Interaction between a vortex wake and an immersed rectangular plate

Air jet experiments and water flow visualization experiments to investigate the relationships between the characteristics of flow over a tandem array of two thick plates, force fluctuations on the downstream plate, and sound generated by the array are described. The leading edge of the upstream, vortex-generating, plate was elliptical and the trailing edge square with sharp corners; the downstream plate was of rectangular cross section. Flow visualization shows that as the gap between the plates is increased, the flow within the gap undergoes transition from one with stationary vortices at small gaps (the “trapped vortex” regime) to one with vortex shedding from the trailing edge of the upstream plate at large gaps (the “vortex street” regime). With progressive increase in gap, the flow changes progressively, over a range of gap widths, through a transitional regime in which weak convected vortices are formed at the downstream end of the gap; then, at a critical value of gap-to-thickness ratio G, vortex formation shifts abruptly upstream to a position close to the trailing edge of the upstream plate, and the vortex street regime is suddenly established.
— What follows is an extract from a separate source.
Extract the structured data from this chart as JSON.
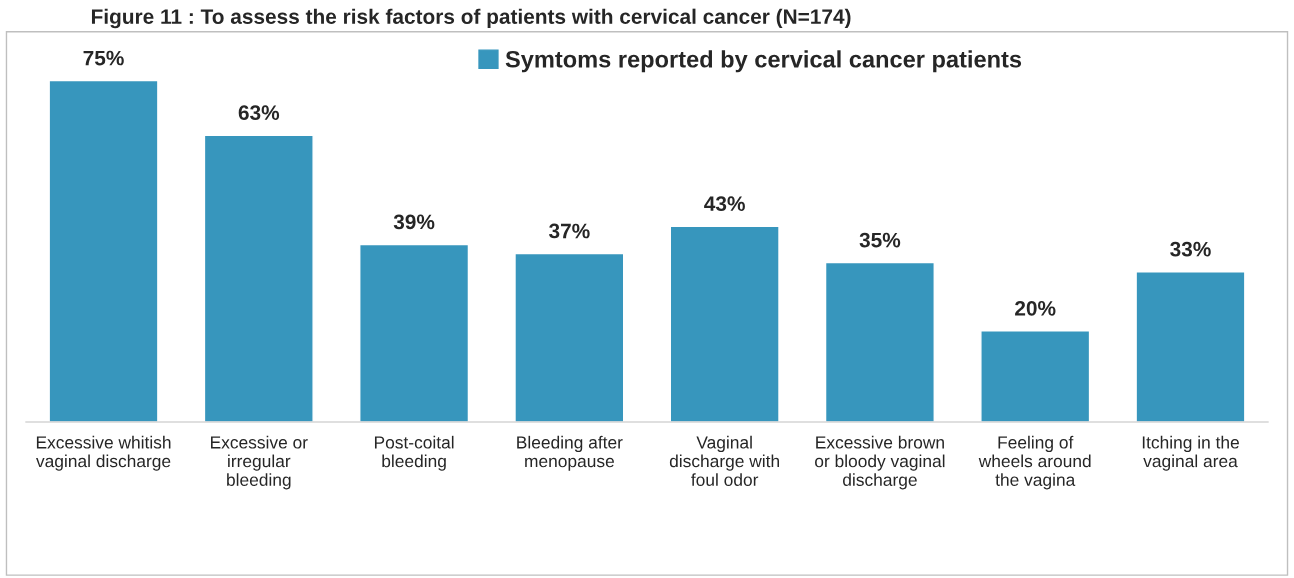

In the vortex street regime, the formation length and spacing of the vortices vary quasi-periodically with G, in accord with the number of vortices occurring within the gap. Radiated acoustic power at vortex frequencies is found to be proportional to the 5.7th power of flow velocity, indicating that the sound source is essentially dipole in character and supporting a previous conclusion that force fluctuations generated on the downstream plate by its interaction with vortices formed in the gap between the two plates constitute the main sound source. The radiated power reaches a maximum at a value of G slightly less than the critical transition value and varies quasi-periodically with G in the vortex street regime according to the number of vortices in the gap.